Department of Hematology, The Affiliated Cancer Hospital of Zhengzhou University and Henan Cancer Hospital, Zhengzhou, China.
Front Immunol. 2022 Sep 23;13:985280. doi: 10.3389/fimmu.2022.985280. eCollection 2022.
T cell immune dysfunction is a prominent characteristic of chronic lymphocytic leukemia (CLL) and the main cause of failure for immunotherapy and multi-drug resistance. There remains a lack of specific biomarkers for evaluating T cell immune status with outcome for CLL patients. T cell factor 1 (TCF1, encoded by the gene) can be used as a critical determinant of successful anti-tumor immunotherapy and a prognostic indicator in some solid tumors; however, the effects of TCF1 in CLL remain unclear. Here, we first analyzed the biological processes and functions of TCF1 and co-expressing genes using the GEO and STRING databases with the online tools Venny, Circos, and Database for Annotation, Visualization, and Integrated Discovery (DAVID). Then the expression and prognostic values of TCF1 and its partner gene B cell leukemia/lymphoma 11B (BCL11B) were explored for 505 CLL patients from 6 datasets and validated with 50 CLL patients from Henan cancer hospital (HNCH). TCF1 was downregulated in CLL patients, particularly in CD8+ T cells, which was significantly correlated with poor time-to-first treatment (TTFT) and overall survival (OS) as well as short restricted mean survival time (RMST). Function and pathway enrichment analysis revealed that TCF1 was positively correlated with BCL11B, which is involved in regulating the activation and differentiation of T cells in CLL patients. Intriguingly, BCL11B was highly consistent with TCF1 in its decreased expression and prediction of poor prognosis. More importantly, the combination of TCF1 and BCL11B could more accurately assess prognosis than either alone. Additionally, decreased TCF1 and BCL11B expression serves as an independent risk factor for rapid disease progression, coinciding with high-risk indicators, including unmutated IGHV, TP53 alteration, and advanced disease. Altogether, this study demonstrates that decreased TCF1 and BCL11B expression is significantly correlated with poor prognosis, which may be due to decreased TCF1+CD8+ T cells, impairing the effector CD8+ T cell differentiation regulated by TCF1/BCL11B.
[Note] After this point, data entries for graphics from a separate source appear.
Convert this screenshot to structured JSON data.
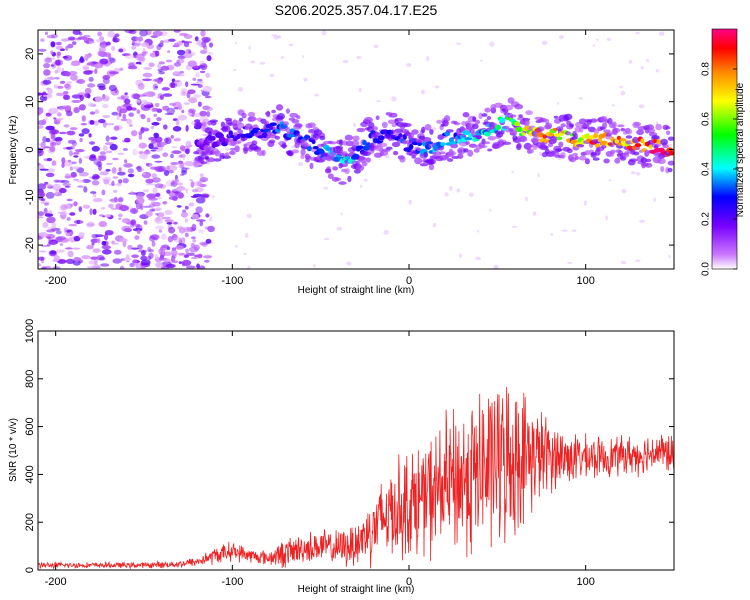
{
  "figure_title": "S206.2025.357.04.17.E25",
  "chart_data": [
    {
      "type": "heatmap",
      "title": "S206.2025.357.04.17.E25",
      "xlabel": "Height of straight line (km)",
      "ylabel": "Frequency (Hz)",
      "xlim": [
        -210,
        150
      ],
      "ylim": [
        -25,
        25
      ],
      "x_ticks": [
        -200,
        -100,
        0,
        100
      ],
      "y_ticks": [
        -20,
        -10,
        0,
        10,
        20
      ],
      "colorbar": {
        "label": "Normalized spectral amplitude",
        "range": [
          0,
          0.96
        ],
        "ticks": [
          0,
          0.2,
          0.4,
          0.6,
          0.8
        ],
        "colormap": [
          "#ffffff",
          "#cc77ff",
          "#7700ff",
          "#0000ff",
          "#00ffff",
          "#00ff00",
          "#ffff00",
          "#ff8800",
          "#ff0000",
          "#ff0088"
        ]
      },
      "ridge": {
        "x": [
          -120,
          -105,
          -95,
          -85,
          -75,
          -65,
          -55,
          -45,
          -38,
          -30,
          -20,
          -10,
          0,
          10,
          20,
          30,
          40,
          50,
          58,
          65,
          75,
          85,
          95,
          105,
          115,
          125,
          135,
          148
        ],
        "frequency": [
          1,
          2,
          4,
          3,
          5,
          3,
          1,
          -1,
          -3,
          -1,
          3,
          3,
          1,
          0,
          2,
          3,
          3,
          5,
          6,
          4,
          3,
          3,
          2,
          2,
          2,
          1,
          1,
          0
        ],
        "amplitude": [
          0.25,
          0.28,
          0.3,
          0.32,
          0.38,
          0.36,
          0.35,
          0.42,
          0.48,
          0.4,
          0.35,
          0.3,
          0.38,
          0.45,
          0.4,
          0.42,
          0.44,
          0.5,
          0.55,
          0.65,
          0.82,
          0.72,
          0.7,
          0.86,
          0.84,
          0.8,
          0.9,
          0.95
        ]
      },
      "noise_region": {
        "x_range": [
          -210,
          -120
        ],
        "amplitude": "low (0.1 to 0.3), scattered across all frequencies"
      }
    },
    {
      "type": "line",
      "xlabel": "Height of straight line (km)",
      "ylabel": "SNR (10 * v/v)",
      "xlim": [
        -210,
        150
      ],
      "ylim": [
        0,
        1000
      ],
      "x_ticks": [
        -200,
        -100,
        0,
        100
      ],
      "y_ticks": [
        0,
        200,
        400,
        600,
        800,
        1000
      ],
      "series": [
        {
          "name": "SNR",
          "color": "#ee2222",
          "x": [
            -210,
            -180,
            -150,
            -130,
            -120,
            -110,
            -100,
            -90,
            -80,
            -70,
            -60,
            -50,
            -40,
            -30,
            -20,
            -10,
            0,
            10,
            20,
            30,
            40,
            50,
            60,
            70,
            80,
            90,
            100,
            110,
            120,
            130,
            140,
            150
          ],
          "mean": [
            20,
            20,
            20,
            25,
            35,
            60,
            80,
            60,
            50,
            70,
            90,
            100,
            90,
            110,
            180,
            250,
            280,
            300,
            350,
            380,
            410,
            450,
            470,
            480,
            480,
            470,
            470,
            470,
            480,
            480,
            500,
            480
          ],
          "spread": [
            12,
            12,
            12,
            15,
            20,
            35,
            40,
            30,
            30,
            60,
            60,
            70,
            70,
            100,
            150,
            200,
            220,
            240,
            280,
            320,
            340,
            340,
            320,
            220,
            150,
            110,
            90,
            80,
            80,
            80,
            80,
            80
          ]
        }
      ]
    }
  ]
}
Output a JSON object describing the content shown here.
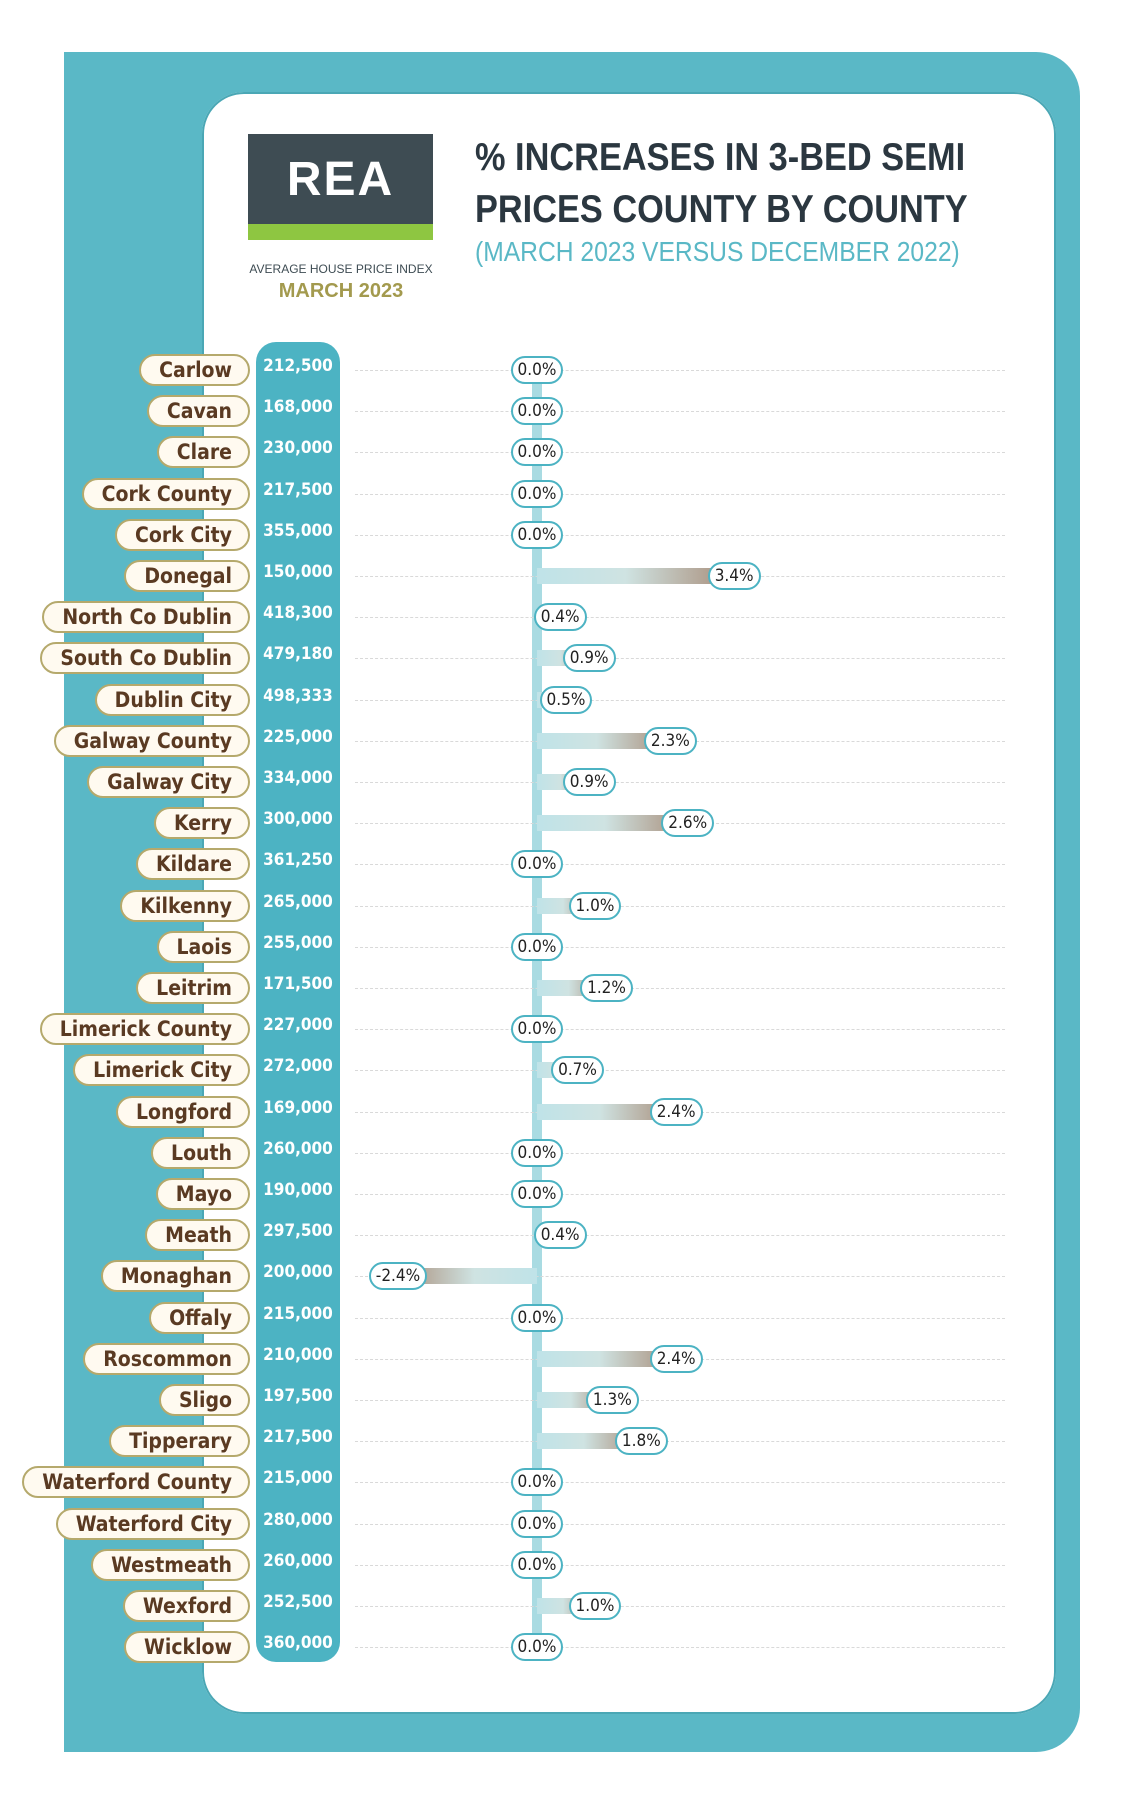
{
  "logo": {
    "text": "REA",
    "caption": "AVERAGE HOUSE PRICE INDEX",
    "date": "MARCH 2023"
  },
  "chart_data": {
    "type": "bar",
    "title": "% INCREASES IN 3-BED SEMI PRICES COUNTY BY COUNTY",
    "subtitle": "(MARCH 2023 VERSUS DECEMBER 2022)",
    "categories": [
      "Carlow",
      "Cavan",
      "Clare",
      "Cork County",
      "Cork City",
      "Donegal",
      "North Co Dublin",
      "South Co Dublin",
      "Dublin City",
      "Galway County",
      "Galway City",
      "Kerry",
      "Kildare",
      "Kilkenny",
      "Laois",
      "Leitrim",
      "Limerick County",
      "Limerick City",
      "Longford",
      "Louth",
      "Mayo",
      "Meath",
      "Monaghan",
      "Offaly",
      "Roscommon",
      "Sligo",
      "Tipperary",
      "Waterford County",
      "Waterford City",
      "Westmeath",
      "Wexford",
      "Wicklow"
    ],
    "prices": [
      "212,500",
      "168,000",
      "230,000",
      "217,500",
      "355,000",
      "150,000",
      "418,300",
      "479,180",
      "498,333",
      "225,000",
      "334,000",
      "300,000",
      "361,250",
      "265,000",
      "255,000",
      "171,500",
      "227,000",
      "272,000",
      "169,000",
      "260,000",
      "190,000",
      "297,500",
      "200,000",
      "215,000",
      "210,000",
      "197,500",
      "217,500",
      "215,000",
      "280,000",
      "260,000",
      "252,500",
      "360,000"
    ],
    "values": [
      0.0,
      0.0,
      0.0,
      0.0,
      0.0,
      3.4,
      0.4,
      0.9,
      0.5,
      2.3,
      0.9,
      2.6,
      0.0,
      1.0,
      0.0,
      1.2,
      0.0,
      0.7,
      2.4,
      0.0,
      0.0,
      0.4,
      -2.4,
      0.0,
      2.4,
      1.3,
      1.8,
      0.0,
      0.0,
      0.0,
      1.0,
      0.0
    ],
    "labels": [
      "0.0%",
      "0.0%",
      "0.0%",
      "0.0%",
      "0.0%",
      "3.4%",
      "0.4%",
      "0.9%",
      "0.5%",
      "2.3%",
      "0.9%",
      "2.6%",
      "0.0%",
      "1.0%",
      "0.0%",
      "1.2%",
      "0.0%",
      "0.7%",
      "2.4%",
      "0.0%",
      "0.0%",
      "0.4%",
      "-2.4%",
      "0.0%",
      "2.4%",
      "1.3%",
      "1.8%",
      "0.0%",
      "0.0%",
      "0.0%",
      "1.0%",
      "0.0%"
    ]
  },
  "colors": {
    "teal": "#4cb3c3",
    "dark": "#2b3740",
    "brown": "#5a3a22",
    "green": "#8ec641"
  }
}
T 细胞免疫功能障碍是慢性淋巴细胞白血病(CLL)的一个突出特征,也是免疫治疗和多药耐药失败的主要原因。目前仍然缺乏用于评估 CLL 患者 T 细胞免疫状态和预后的特异性生物标志物。T 细胞因子 1(TCF1,由 基因编码)可用作抗肿瘤免疫治疗成功的关键决定因素和某些实体瘤的预后指标;然而,TCF1 在 CLL 中的作用尚不清楚。在这里,我们首先使用 GEO 和 STRING 数据库以及在线工具 Venny、Circos 和数据库注释、可视化和综合发现(DAVID)分析了 TCF1 和共表达基因的生物学过程和功能。然后,我们探索了 505 例来自 6 个数据集的 CLL 患者中 TCF1 和其伙伴基因 B 细胞白血病/淋巴瘤 11B(BCL11B)的表达和预后价值,并在 50 例来自河南肿瘤医院(HNCH)的 CLL 患者中进行了验证。TCF1 在 CLL 患者中下调,特别是在 CD8+T 细胞中,与不良首次治疗时间(TTFT)和总生存期(OS)以及较短的限制性平均生存时间(RMST)显著相关。功能和途径富集分析表明,TCF1 与 BCL11B 呈正相关,BCL11B 参与调节 CLL 患者 T 细胞的激活和分化。有趣的是,BCL11B 与 TCF1 的表达下调和预后不良高度一致。更重要的是,TCF1 和 BCL11B 的组合比单独使用更能准确评估预后。此外,TCF1 和 BCL11B 表达的降低是疾病快速进展的独立危险因素,与高危指标一致,包括未突变的 IGHV、TP53 改变和晚期疾病。总的来说,这项研究表明,TCF1 和 BCL11B 表达的降低与预后不良显著相关,这可能是由于 TCF1+CD8+T 细胞减少,破坏了 TCF1/BCL11B 调节的效应 CD8+T 细胞分化。